Ode aux arbres d’une branche de pin devenue pin-sceau

Aline Jaquet-Tissot

Avant la tempête, qui a frappé La Chaux-de-Fonds le 24 juillet 2023, j’ai fait une balade au parc des Crêtets. J’ai trouvé une branche de pin tombée par terre et je me suis dit que cela ferait un superbe pinceau. Au retour des vacances, les arbres du parc Gallet n’existaient plus. Ma branche était toujours dans son vase, présence silencieuse et vibrante. J’en ai fait des pinceaux – en vérité des pins-sceaux.
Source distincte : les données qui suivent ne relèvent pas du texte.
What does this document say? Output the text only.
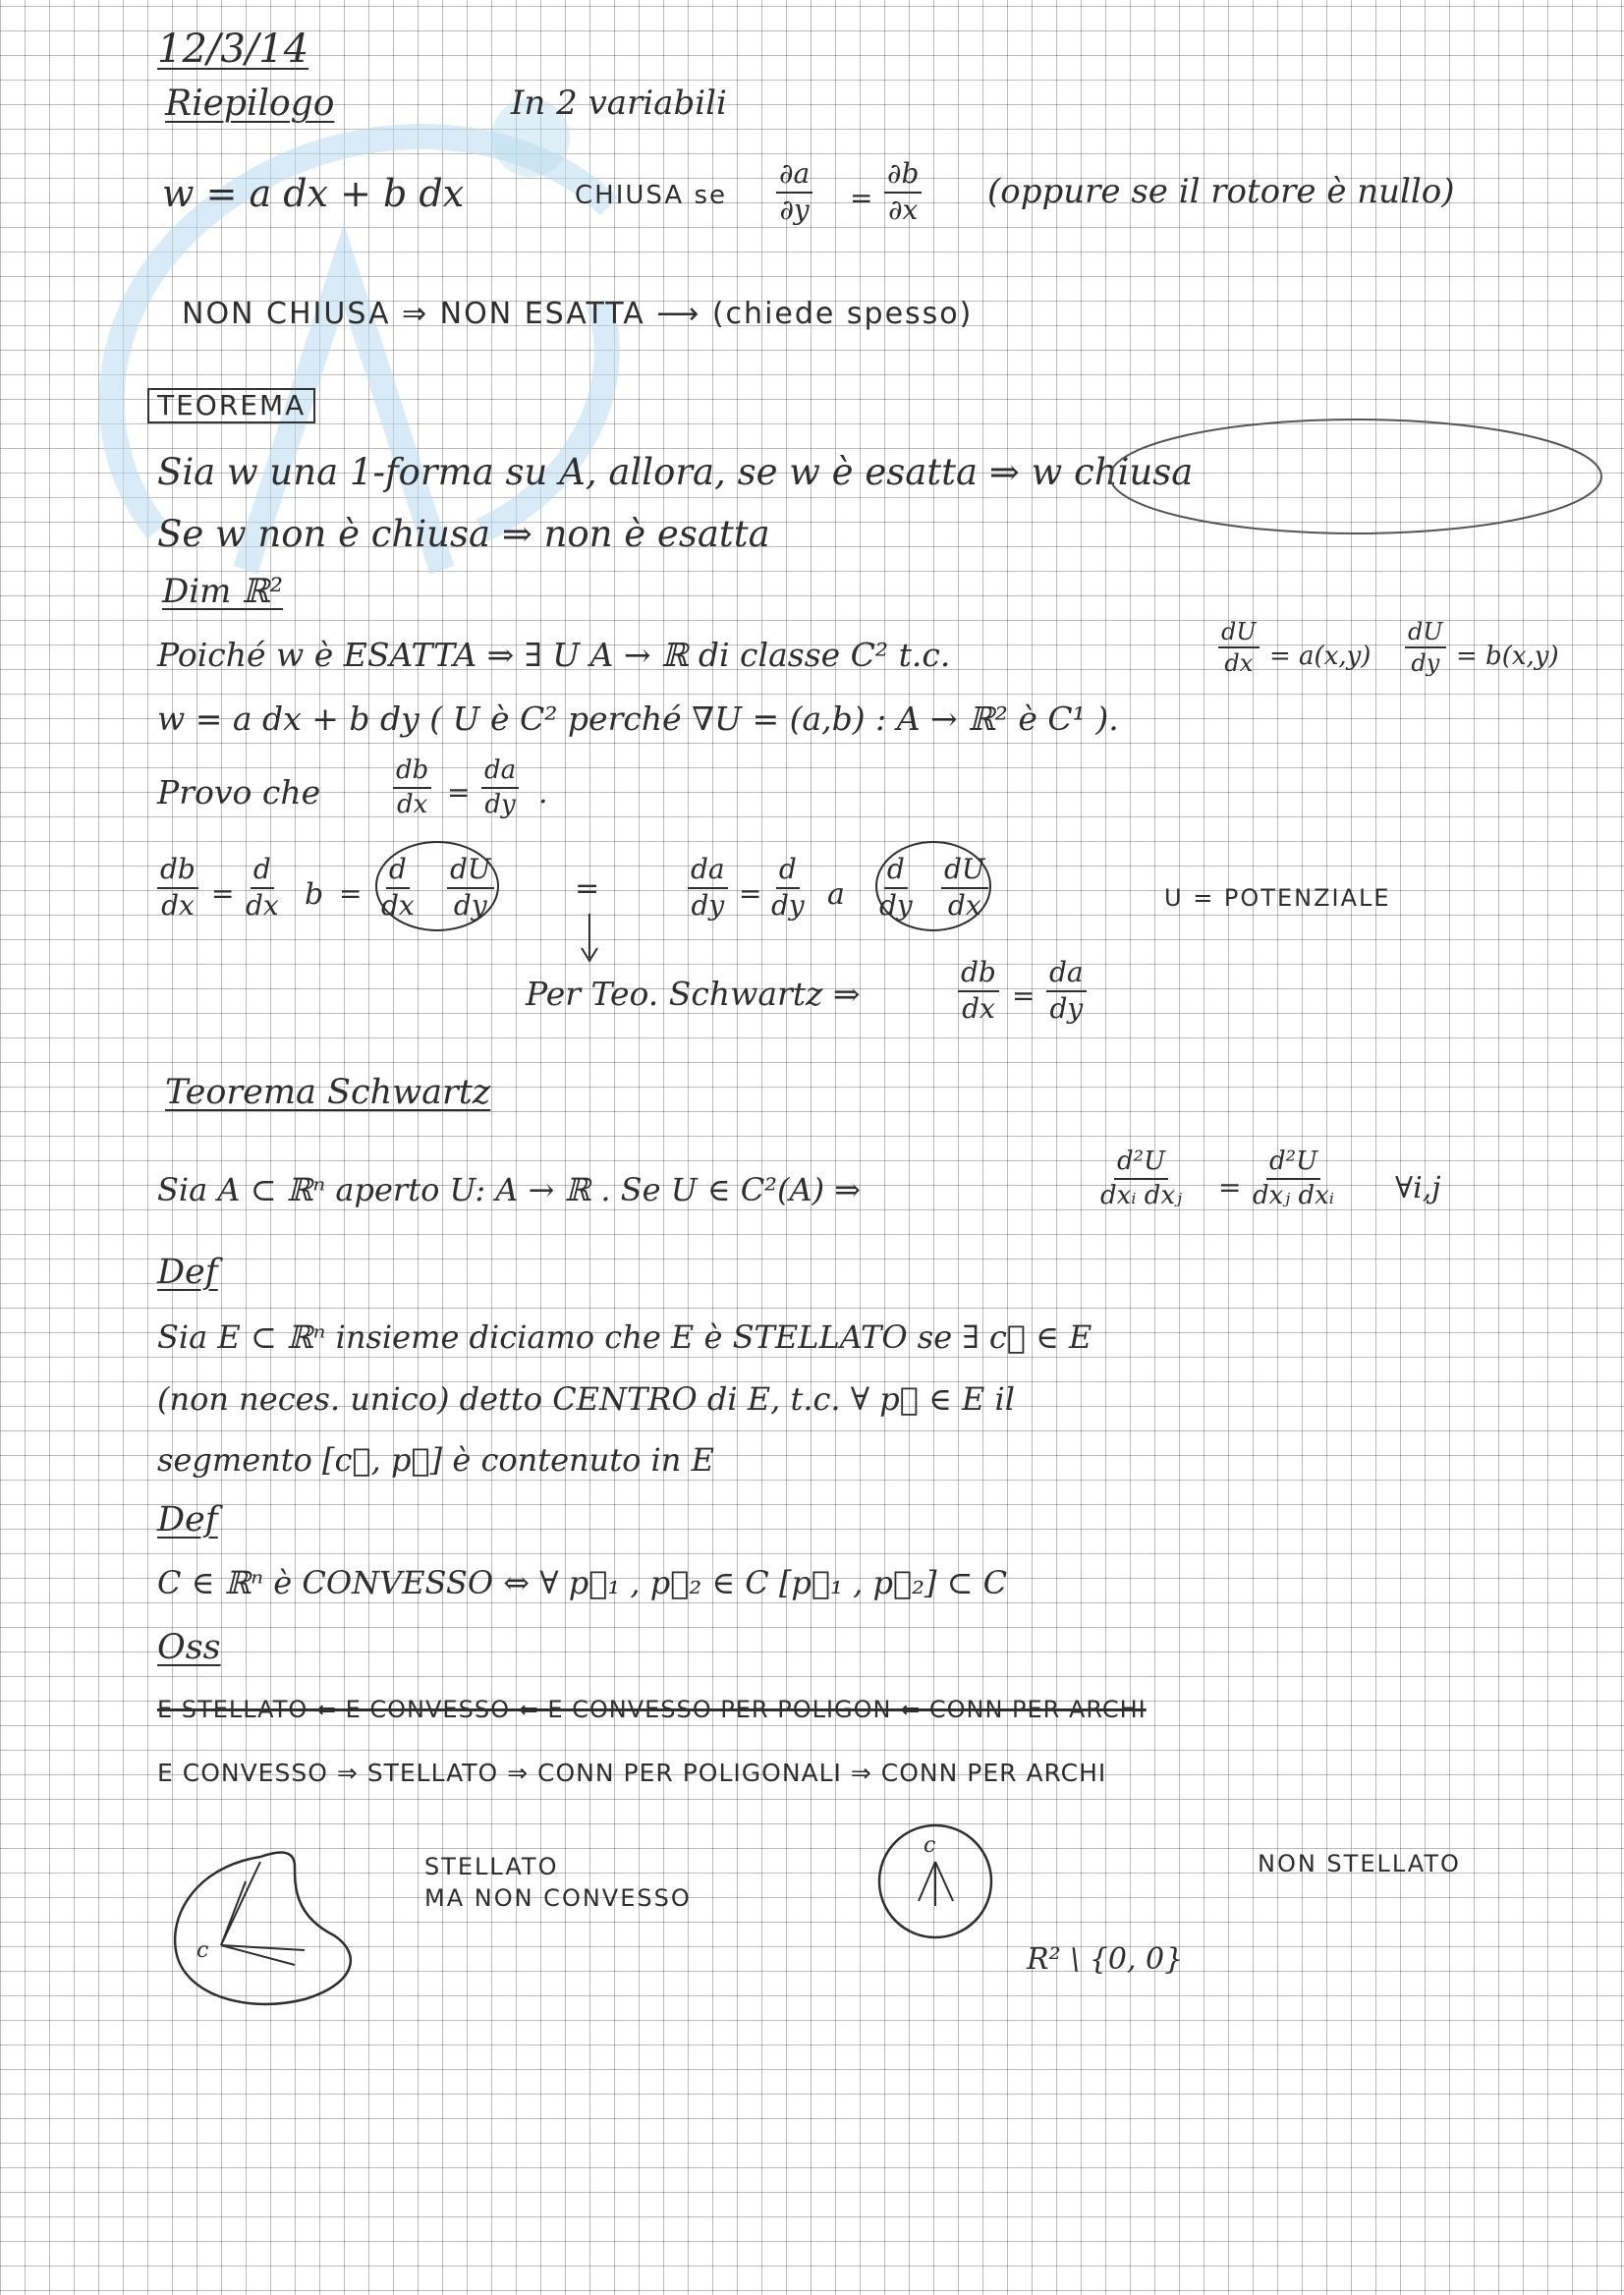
12/3/14
Riepilogo	In 2 variabili
w = a dx + b dx	CHIUSA se $\frac{\partial a}{\partial y} = \frac{\partial b}{\partial x}$ (oppure se il rotore è nullo)
NON CHIUSA ⇒ NON ESATTA ⟶ (chiede spesso)
TEOREMA
Sia w una 1-forma su A, allora, se w è esatta ⇒ w chiusa
Se w non è chiusa ⇒ non è esatta
Dim ℝ²
Poiché w è ESATTA ⇒ ∃ U A → ℝ di classe C² t.c.	$\frac{dU}{dx} = a(x,y) \frac{dU}{dy} = b(x,y)$
w = a dx + b dy ( U è C² perché ∇U = (a,b) : A → ℝ² è C¹ ).
Provo che	$\frac{db}{dx} = \frac{da}{dy}$ .
$\frac{db}{dx} = \frac{d}{dx}$ $b = \frac{d}{dx} \frac{dU}{dy}$	=	$\frac{da}{dy} = \frac{d}{dy}$ a $\frac{d}{dy} \frac{dU}{dx}$	U = POTENZIALE
Per Teo. Schwartz ⇒	$\frac{db}{dx} = \frac{da}{dy}$
Teorema Schwartz
Sia A ⊂ ℝⁿ aperto U: A → ℝ . Se U ∈ C²(A) ⇒
d²U
dxᵢ dxⱼ =
d²U
dxⱼ dxᵢ ∀i,j
Def
Sia E ⊂ ℝⁿ insieme diciamo che E è STELLATO se ∃ c⃗ ∈ E
(non neces. unico) detto CENTRO di E, t.c. ∀ p⃗ ∈ E il
segmento [c⃗, p⃗] è contenuto in E
Def
C ∈ ℝⁿ è CONVESSO ⇔ ∀ p⃗₁ , p⃗₂ ∈ C [p⃗₁ , p⃗₂] ⊂ C
Oss
E STELLATO ⇐ E CONVESSO ⇐ E CONVESSO PER POLIGON ⇐ CONN PER ARCHI
E CONVESSO ⇒ STELLATO ⇒ CONN PER POLIGONALI ⇒ CONN PER ARCHI
c
STELLATO
MA NON CONVESSO
c
NON STELLATO
R² \ {0, 0}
Cette branche m’a poussée à peindre. Cet esprit des arbres m’a mise en mouvement. Le pin-sceau a commencé à danser, à chanter, à griffer ou graver les feuilles de papier. De la germination à la chute, de la chute à la création, dans un flux organique. Ici un séquoia, ici un tilleul, ici un hêtre, ici un sapin et ici une forêt sont apparus. Véritable surgissement de vies. J’ai laissé le pin-sceau dessiner, je me suis laissée émerveiller par la beauté qui nous entoure, traversée par le souffle de vie que les arbres nous offrent.

Le pin-sceau m’a permis de prendre conscience de la générosité des arbres, veilleurs, majestueux et bienveillants, simplement présents dans une verticalité souple et accueillante, traits d’union entre Terre et Ciel, entre esprit et matières. Arbres qui nous murmurent mille secrets, miroirs qui nous permettent de nous relier et de nous élever, ce qu’avait magnifiquement exprimé Baudelaire dans ses Correspondances :

La Nature est un temple où de vivants piliers / Laissent parfois sortir de confuses paroles / L’homme y passe à travers des forêts de symboles / Qui l’observent avec des regards familiers. / Comme de longs échos qui de loin se confondent / Dans une ténébreuse et profonde unité / Vaste comme la nuit et comme la clarté / Les parfums, les couleurs et les sons se répondent.